Ce mythe de Narcisse a très vite inspiré les artistes, dès l’époque romaine, comme en témoignent les oeuvres sur ce thème retrouvées à Pompéi. Nombreux seront ensuite les peintres à reprendre cette iconographie, de l’école de Fontainebleau avec la fresque de Nicolo Dell’Abbate à partir des dessins du Primatice (Château de Fontainebleau), à Caravage (Galleria nazionale d’arte antiqua, Rome) et Poussin (Musée du Louvre, Paris). Ce récit, d’une extrême richesse, aborde en premier lieu la question de l’image, de la représentation du monde, soit le fondement même des arts visuels. A la Fondation François Schneider à Wattwiller, un centre d’art dédié à l’eau, situé à proximité d’une importante source, le mythe de Narcisse prend tout son sens puisque c’est l’onde qui devient source d’image, qui renvoie à sa surface un double de la réalité qui s’y reflète. Dans son ouvrage De Pictura, le peintre et architecte de la Renaissance Leon Battista Alberti considère que le mythe de Narcisse est le fondateur de la peinture : « J’ai pris l’habitude de dire à mes amis que selon les poètes, ce Narcisse transformé en fleur avait été l’inventeur de la peinture, et que, la peinture étant le fleuron de tous les arts, toute l’histoire de Narcisse convient parfaitement à la peinture. Pourrais-tu dire, en effet, que l’acte de peindre est chose différente de l’acte d’embrasser avec art la face de l’eau de cette source ? »

Une représentation très classique de cette iconographie ouvre l’exposition, avec une toile attribuée à François Lemoyne, Narcisse contemplant son reflet dans l’eau, datant du XVIIIe siècle et conservé au Musée des beaux-arts de Dole. Dans ce tableau, le jeune homme se contemple dans une mare devant un paysage agité caractéristique de la peinture de cette époque. Après cette toile héritière de l’histoire de l’art, l’exposition propose une lecture contemporaine du mythe. Beaucoup d’artistes ont réfléchi à cette question, directement ou indirectement, notamment Bill Viola dont la vidéo The Reflecting Pool est projetée dans une salle située tout près du tableau attribué à Lemoyne. Dans cette oeuvre de 7 minutes réalisée en 1977-79, un homme sort de la forêt et s’approche d’un bassin. Son reflet apparaît à la surface de l’eau. Il saute alors, mais au moment où son corps se fige au-dessus de l’onde, son image disparaît peu à peu… Plus loin, l’artiste japonaise Yayoi Kusama a conçu une présentation spéciale pour Wattwiller de son Narcissus Garden, ensemble de plusieurs centaines de sphères réfléchissantes qui renverront les images de chaque visiteur. A l’extérieur, sur la terrasse du centre d’art, la pièce de Dan Graham Deux cubes, l’un tourné à 45° (1986) permettra à la fois au public de se refléter dans les parois en verre, mais aussi d’apercevoir par transparence la nature et le jardin de sculptures de la Fondation François Schneider.

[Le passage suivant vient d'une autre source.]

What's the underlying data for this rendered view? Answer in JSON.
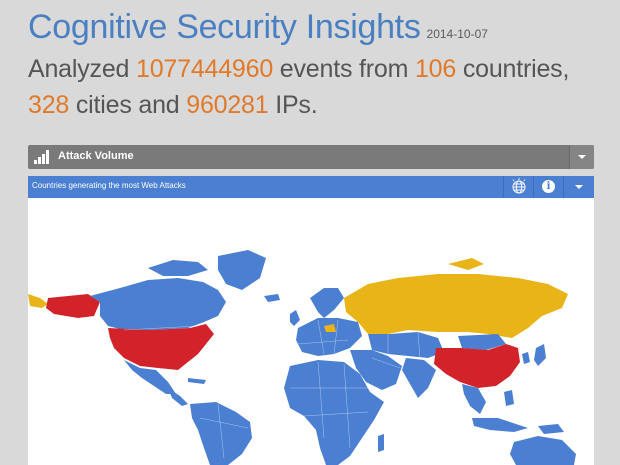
{
  "header": {
    "title": "Cognitive Security Insights",
    "date": "2014-10-07",
    "summary": {
      "t1": "Analyzed ",
      "events": "1077444960",
      "t2": " events from ",
      "countries": "106",
      "t3": " countries,",
      "cities": "328",
      "t4": " cities and ",
      "ips": "960281",
      "t5": " IPs."
    }
  },
  "attack_panel": {
    "title": "Attack Volume",
    "icon": "signal-bars-icon"
  },
  "map_panel": {
    "title": "Countries generating the most Web Attacks",
    "icons": [
      "globe-icon",
      "info-icon",
      "chevron-down-icon"
    ]
  },
  "colors": {
    "accent_blue": "#4a7fc1",
    "number_orange": "#e07a2a",
    "land_blue": "#4a7fd1",
    "highest_red": "#d3232a",
    "high_yellow": "#e8b418",
    "bar_gray": "#7a7a7a"
  },
  "map": {
    "highlighted_countries": [
      {
        "name": "United States",
        "level": "highest"
      },
      {
        "name": "China",
        "level": "highest"
      },
      {
        "name": "Russia",
        "level": "high"
      },
      {
        "name": "Greenland",
        "level": "high"
      }
    ]
  }
}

Au-delà du reflet en tant que tel, la nature de l’image renvoyée est aussi centrale. Ovide pose la question de la séduction de Narcisse par sa propre réflexion, de la confrontation avec soi-même, même si dans le cas du mythe, la fascination est extrême. Tout au long du parcours, l’exposition permettra à chaque visiteur, à travers les oeuvres de nombreux artistes, de se confronter à sa propre image, à son visage, à sa personne. Il en sera ainsi avec le miroir accompagné du mot « Fantôme » en néon de Claude Lévêque, Murmures (Fantôme), 2013, ou de l’image à facettes renvoyée par le Mirror Mask (2013) de Kader Attia. Pistoletto nous invitera aussi à nous interroger sur nous-mêmes avec ses Tables du jugement (1980) recouvertes de miroir. Cette dernière salle comprendra aussi des oeuvres extrêmement poétiques, comme la Barque de Saône de Marc Couturier ou la grande installation Passion oubliée (1984) de Richard Baquié. Il sera aussi question d’apparition ou de disparition avec en particulier la vidéo d’Óscar Muñoz dans laquelle un visage tracé à l’encre sur l’eau disparaît petit à petit. Certains artistes jouent également de la métaphore, convoquent l’imagination des visiteurs comme Lawrence Weiner qui proposera une oeuvre recontextualisée spécialement pour l’exposition. Le parcours s’achève par la pièce d’Ann Veronica Janssens Cocktail sculpture, un aquarium en verre rempli d’eau recouverte de paraffine, dans lequel il devient impossible de se voir…
L’exposition comprendra aussi des oeuvres produites spécialement pour la manifestation par Franck Scurti, Maxime Rossi et Adel Abdessemed.